© JUNGE FREIHEIT Verlag GmbH & Co. www.jungefreiheit.de 13/05 25. März 2005

Im Studium Glaube und Reich versöhnen
Die Dissertation Thomas Mayers untersucht das Wirken katholischer Studentenverbindungen in Zeiten des Kulturkampfes
Manfred Balkenohl

Die vorliegende Untersuchung - eine Dissertation Thomas Meyers an der historischen Fakultät der Johannes-Gutenberg-Universität in Mainz - stellt nicht nur eine exakte Eruierung der Quellenlage bezüglich der Periodika katholischer Korporationsverbände im 19. Jahrhundert dar, sondern darüber hinaus ein hervorragendes Kompendium der geistigen Strömungen im 19. Jahrhundert überhaupt. Der Verfasser läßt unter anderem deutlich werden, wie der Kampf einzelner katholischer Studentenkorporationen um ihre Existenzberechtigung im Rahmen des Kulturkampfes aussah, einschließlich universitäts­gerichtlicher Verbote und existenzbedrohender Polizeiaufsichten.

Angesichts der Omnipotenz des Staates ging es den katholischen Korporationsverbänden nicht um den Kampf um des Kampfes willen, denn sie wurden ja im Kulturkampf bekämpft. Vielmehr ging es immer wieder darum, heute als selbstverständlich erscheinende Existenzrechte zu sichern. Und der Kampf war nicht ohne inhaltliche Ziele. Es ging vor allem darum, "das Universitätsleben wieder so einzurichten, daß Kirche und Universität, Glaube und Wissenschaft nicht wie zwei feindliche Mächte einander gegenüberstehen". Durch wissenschaftliches Studium wirkten die katholischen Studentenkorporationen auf der Grund­lage des katholischen Glaubens gegen den wachsenden Indifferentismus und Materialismus. Die ernste Wissenschaftspflege war verbunden mit Religion und Freundschaft, wie es sehr schön das Unitaswappen darstellt: rechts Anker und Kreuz für Glaube und Religion; links oben ein Buch für das Wissenschaftsprinzip; links unten der Handschlag für das Prinzip der Freundschaft; rechts unten Zirkel und Unitasfarben. Freundschaft stand und steht natürlich im Gegensatz zur "Unsitte des Duells" schlagender Verbindungen, welches ein Zeichen des Kampfes ist und verworfen wurde.

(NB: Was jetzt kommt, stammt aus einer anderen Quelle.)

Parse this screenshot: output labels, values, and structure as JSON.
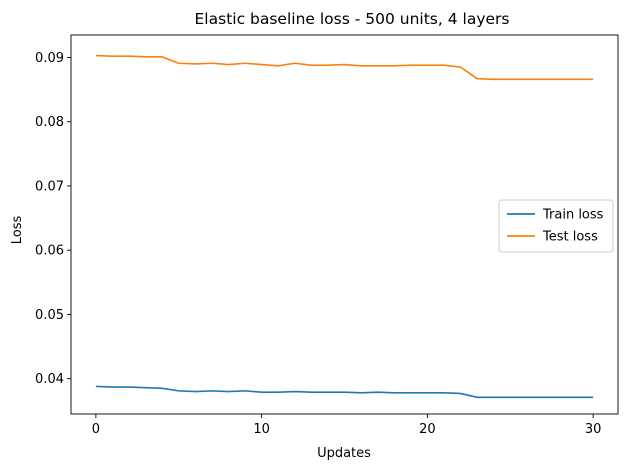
{
  "chart_data": {
    "type": "line",
    "title": "Elastic baseline loss - 500 units, 4 layers",
    "xlabel": "Updates",
    "ylabel": "Loss",
    "xlim": [
      -1.5,
      31.5
    ],
    "ylim": [
      0.0345,
      0.0935
    ],
    "xticks": [
      0,
      10,
      20,
      30
    ],
    "yticks": [
      0.04,
      0.05,
      0.06,
      0.07,
      0.08,
      0.09
    ],
    "ytick_labels": [
      "0.04",
      "0.05",
      "0.06",
      "0.07",
      "0.08",
      "0.09"
    ],
    "legend_position": "center-right",
    "grid": false,
    "x": [
      0,
      1,
      2,
      3,
      4,
      5,
      6,
      7,
      8,
      9,
      10,
      11,
      12,
      13,
      14,
      15,
      16,
      17,
      18,
      19,
      20,
      21,
      22,
      23,
      24,
      25,
      26,
      27,
      28,
      29,
      30
    ],
    "series": [
      {
        "name": "Train loss",
        "color": "#1f77b4",
        "values": [
          0.0388,
          0.0387,
          0.0387,
          0.0386,
          0.0385,
          0.0381,
          0.038,
          0.0381,
          0.038,
          0.0381,
          0.0379,
          0.0379,
          0.038,
          0.0379,
          0.0379,
          0.0379,
          0.0378,
          0.0379,
          0.0378,
          0.0378,
          0.0378,
          0.0378,
          0.0377,
          0.0371,
          0.0371,
          0.0371,
          0.0371,
          0.0371,
          0.0371,
          0.0371,
          0.0371
        ]
      },
      {
        "name": "Test loss",
        "color": "#ff7f0e",
        "values": [
          0.0903,
          0.0902,
          0.0902,
          0.0901,
          0.0901,
          0.0891,
          0.089,
          0.0891,
          0.0889,
          0.0891,
          0.0889,
          0.0887,
          0.0891,
          0.0888,
          0.0888,
          0.0889,
          0.0887,
          0.0887,
          0.0887,
          0.0888,
          0.0888,
          0.0888,
          0.0885,
          0.0867,
          0.0866,
          0.0866,
          0.0866,
          0.0866,
          0.0866,
          0.0866,
          0.0866
        ]
      }
    ]
  }
}
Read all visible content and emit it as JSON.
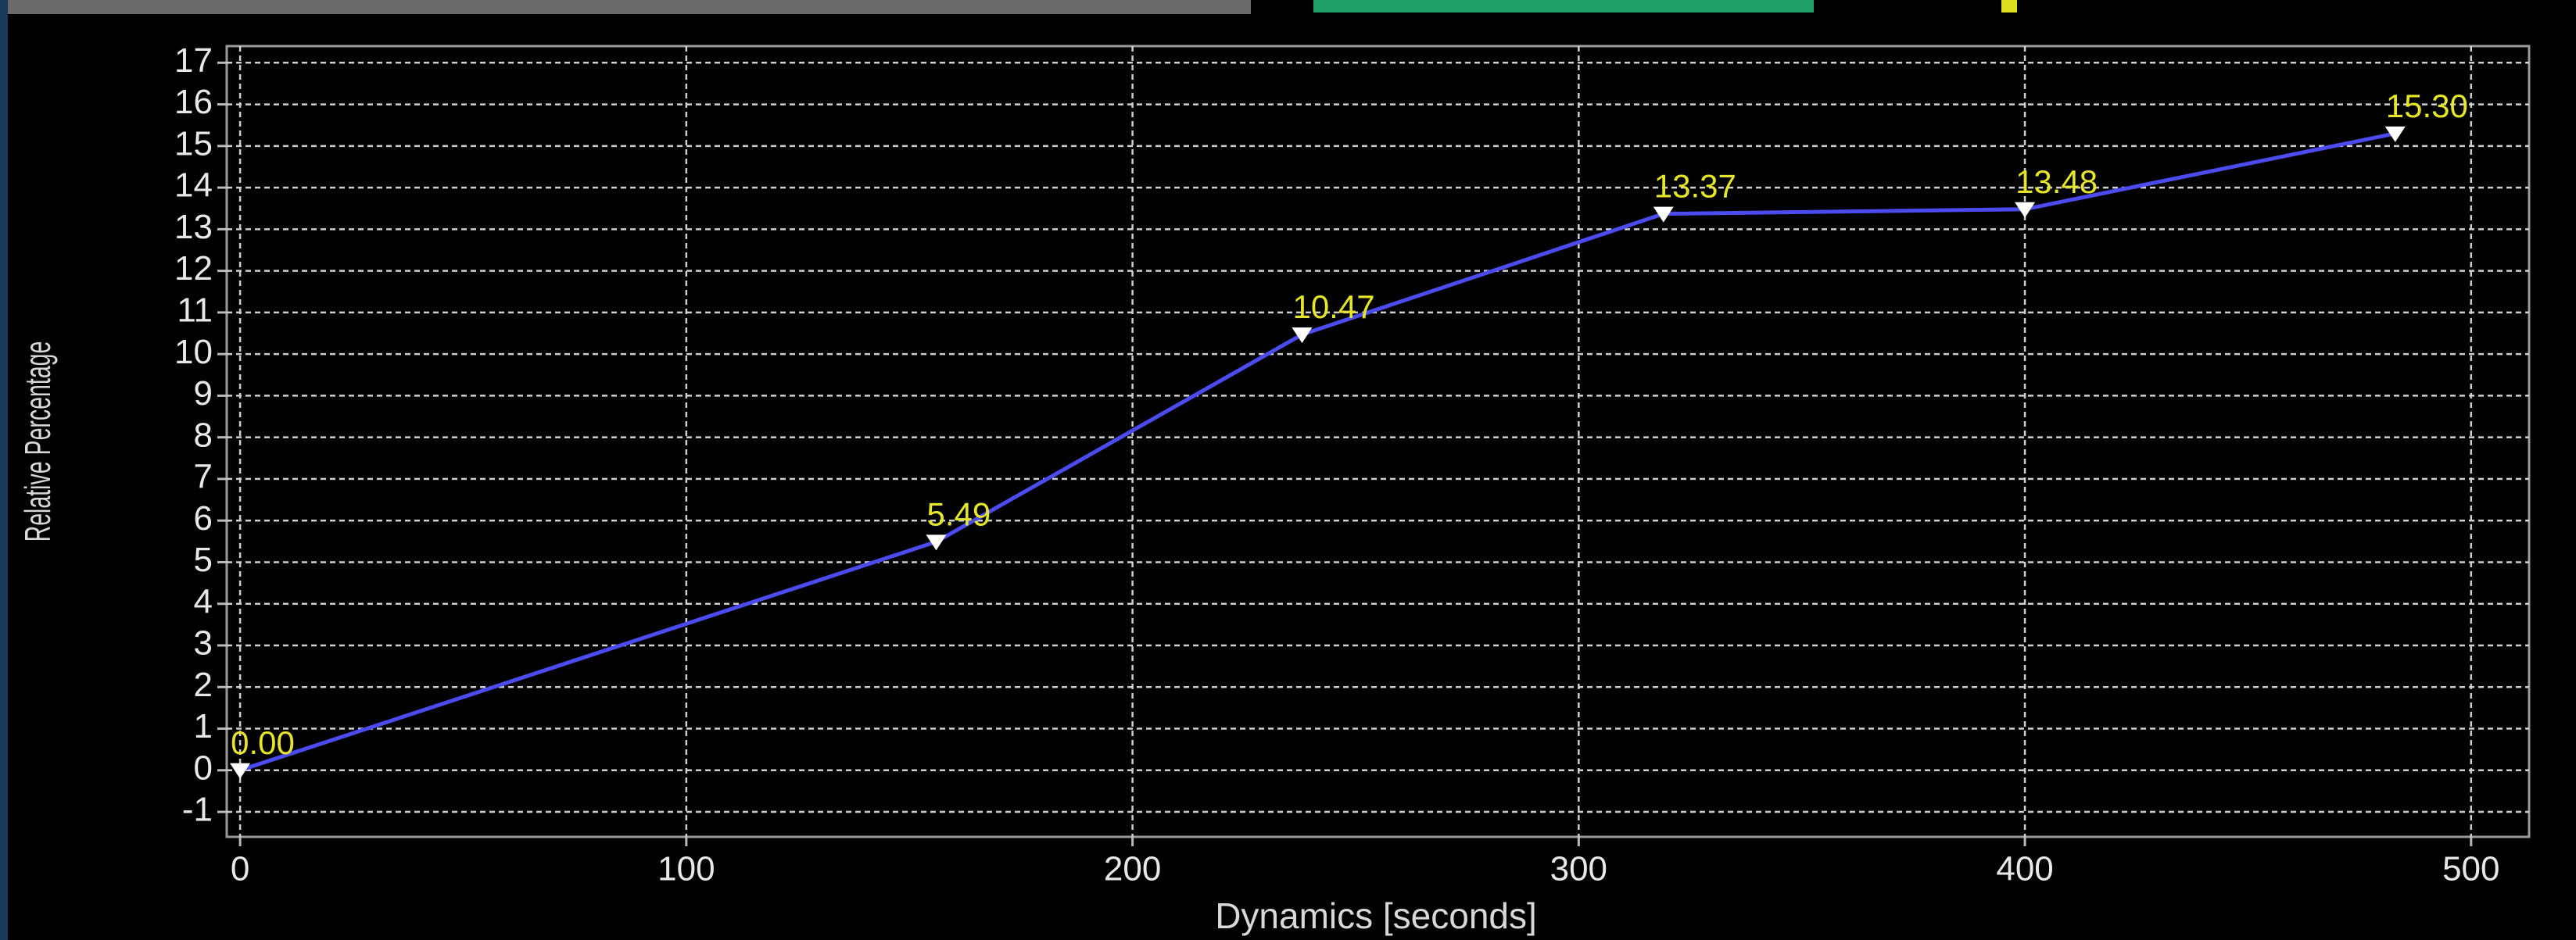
{
  "chart_data": {
    "type": "line",
    "x_label": "Dynamics [seconds]",
    "y_label": "Relative Percentage",
    "x": [
      0,
      156,
      238,
      319,
      400,
      483
    ],
    "series": [
      {
        "color": "#4b4bf0",
        "values": [
          0,
          5.49,
          10.47,
          13.37,
          13.48,
          15.3
        ],
        "value_labels": [
          "0.00",
          "5.49",
          "10.47",
          "13.37",
          "13.48",
          "15.30"
        ]
      }
    ],
    "xlim": [
      -3,
      513
    ],
    "ylim": [
      -1.6,
      17.4
    ],
    "xticks": [
      0,
      100,
      200,
      300,
      400,
      500
    ],
    "yticks": [
      -1,
      0,
      1,
      2,
      3,
      4,
      5,
      6,
      7,
      8,
      9,
      10,
      11,
      12,
      13,
      14,
      15,
      16,
      17
    ],
    "grid": true
  }
}
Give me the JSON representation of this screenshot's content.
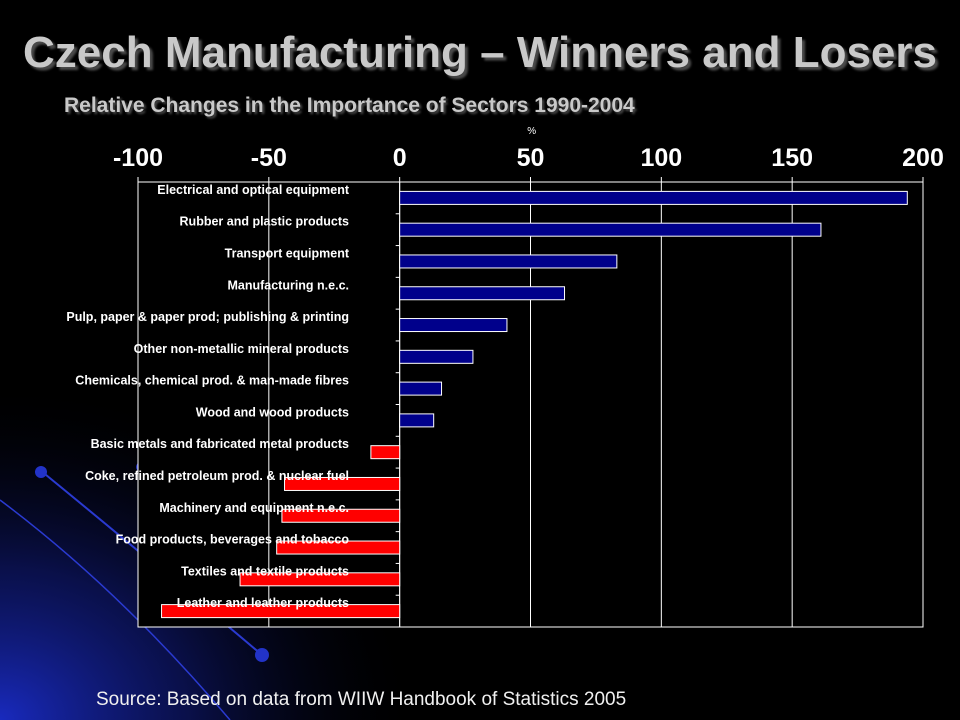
{
  "slide": {
    "title": "Czech Manufacturing – Winners and Losers",
    "subtitle": "Relative Changes in the Importance of Sectors 1990-2004",
    "source": "Source: Based on data from WIIW Handbook of Statistics 2005"
  },
  "colors": {
    "background": "#000000",
    "plot_background": "#000000",
    "axis": "#ffffff",
    "positive_bar": "#00008b",
    "negative_bar": "#ff0000",
    "category_text": "#ffffff",
    "decor_blue": "#1c2bb0"
  },
  "chart_data": {
    "type": "bar",
    "orientation": "horizontal",
    "title": "",
    "xlabel": "%",
    "ylabel": "",
    "xlim": [
      -100,
      200
    ],
    "xticks": [
      -100,
      -50,
      0,
      50,
      100,
      150,
      200
    ],
    "xtick_labels": [
      "-100",
      "-50",
      "0",
      "50",
      "100",
      "150",
      "200"
    ],
    "grid": true,
    "legend": "none",
    "categories": [
      "Electrical and optical equipment",
      "Rubber and plastic products",
      "Transport equipment",
      "Manufacturing n.e.c.",
      "Pulp, paper & paper prod; publishing & printing",
      "Other non-metallic mineral products",
      "Chemicals, chemical prod. & man-made fibres",
      "Wood and wood products",
      "Basic metals and fabricated metal products",
      "Coke, refined petroleum prod. & nuclear fuel",
      "Machinery and equipment n.e.c.",
      "Food products, beverages and tobacco",
      "Textiles and textile products",
      "Leather and leather products"
    ],
    "values": [
      194,
      161,
      83,
      63,
      41,
      28,
      16,
      13,
      -11,
      -44,
      -45,
      -47,
      -61,
      -91
    ]
  }
}
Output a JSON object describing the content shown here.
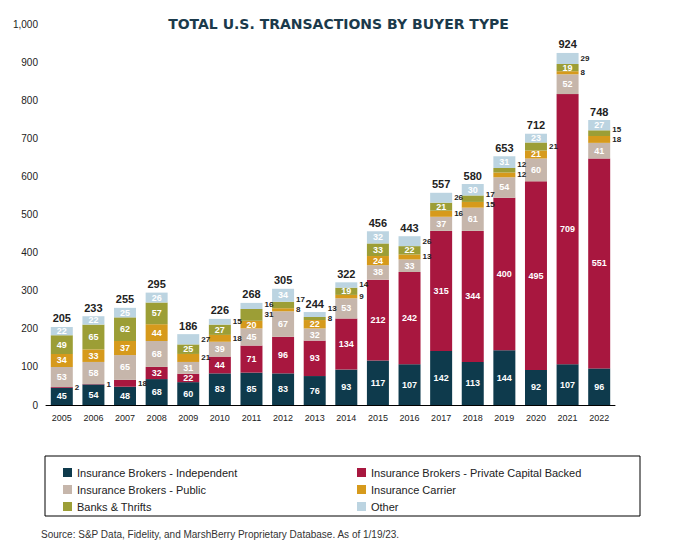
{
  "chart_data": {
    "type": "bar",
    "title": "TOTAL U.S. TRANSACTIONS BY BUYER TYPE",
    "source": "Source: S&P Data, Fidelity, and MarshBerry Proprietary Database. As of 1/19/23.",
    "categories": [
      "2005",
      "2006",
      "2007",
      "2008",
      "2009",
      "2010",
      "2011",
      "2012",
      "2013",
      "2014",
      "2015",
      "2016",
      "2017",
      "2018",
      "2019",
      "2020",
      "2021",
      "2022"
    ],
    "series": [
      {
        "name": "Insurance Brokers - Independent",
        "color": "#0e3a4c",
        "values": [
          45,
          54,
          48,
          68,
          60,
          83,
          85,
          83,
          76,
          93,
          117,
          107,
          142,
          113,
          144,
          92,
          107,
          96
        ]
      },
      {
        "name": "Insurance Brokers - Private Capital Backed",
        "color": "#a8173f",
        "values": [
          2,
          1,
          18,
          32,
          22,
          44,
          71,
          96,
          93,
          134,
          212,
          242,
          315,
          344,
          400,
          495,
          709,
          551
        ]
      },
      {
        "name": "Insurance Brokers - Public",
        "color": "#c6b6ab",
        "values": [
          53,
          58,
          65,
          68,
          31,
          39,
          45,
          67,
          32,
          53,
          38,
          33,
          37,
          61,
          54,
          60,
          52,
          41
        ]
      },
      {
        "name": "Insurance Carrier",
        "color": "#d69a1c",
        "values": [
          34,
          33,
          37,
          44,
          21,
          18,
          20,
          8,
          22,
          9,
          24,
          13,
          16,
          15,
          12,
          21,
          8,
          18
        ]
      },
      {
        "name": "Banks & Thrifts",
        "color": "#9c9e36",
        "values": [
          49,
          65,
          62,
          57,
          25,
          27,
          31,
          17,
          8,
          19,
          33,
          22,
          21,
          17,
          12,
          21,
          19,
          15
        ]
      },
      {
        "name": "Other",
        "color": "#bcd4e1",
        "values": [
          22,
          22,
          25,
          26,
          27,
          15,
          16,
          34,
          13,
          14,
          32,
          26,
          26,
          30,
          31,
          23,
          29,
          27
        ]
      }
    ],
    "totals": [
      205,
      233,
      255,
      295,
      186,
      226,
      268,
      305,
      244,
      322,
      456,
      443,
      557,
      580,
      653,
      712,
      924,
      748
    ],
    "ylim": [
      0,
      1000
    ],
    "yticks": [
      0,
      100,
      200,
      300,
      400,
      500,
      600,
      700,
      800,
      900,
      {
        "value": 1000,
        "label": "1,000"
      }
    ],
    "grid": false,
    "stacked": true,
    "data_labels": true,
    "legend": "bottom"
  }
}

Wie sehr die Mißstände der Zeit analysiert und schließlich korrigiert worden sind, sieht man am Beispiel der Todesstrafe. Zu dieser Frage hat es in der betreffenden Zeit zahlreiche Vorträge und Veröffent­lichungen gegeben. Überhaupt spielten Menschenwürde und Lebensrecht eine ganz besondere Rolle. Es kann auch nicht überraschen, daß zahlreiche Persönlichkeiten wie Konrad Adenauer, Heinrich Brüning und Pater Rupert Mayer aus katholischen Korporations­verbänden hervorgegangen sind.

Mayers Arbeit ist nicht nur ein historisches Nachschlagewerk von Bedeutung, sondern ebenfalls ein vorzügliches Lehrbuch. Heutige Studenten und andere Personenkreise können lernen, wie aus der Kraft des Glaubens, der Wissenschaftspflege und der Freundschaft die notwendigen Veränderungen in Kirche und Gesellschaft herbeigeführt werden können.

Thomas Mayer: Katholische Farbstudenten im Kulturkampf. Eine Untersuchung der Periodika katholischer Korporationsverbände im 19. Jahrhundert.Christiana Verlag, Basel 2005, gebunden, 364 Seiten, 101Abbildungen, 19 Euro

 

Prof. Dr. Manfred Balkenohl lehrte bis 2003 Katholische Theologie an den Universitäten Osnabrück und Vechta.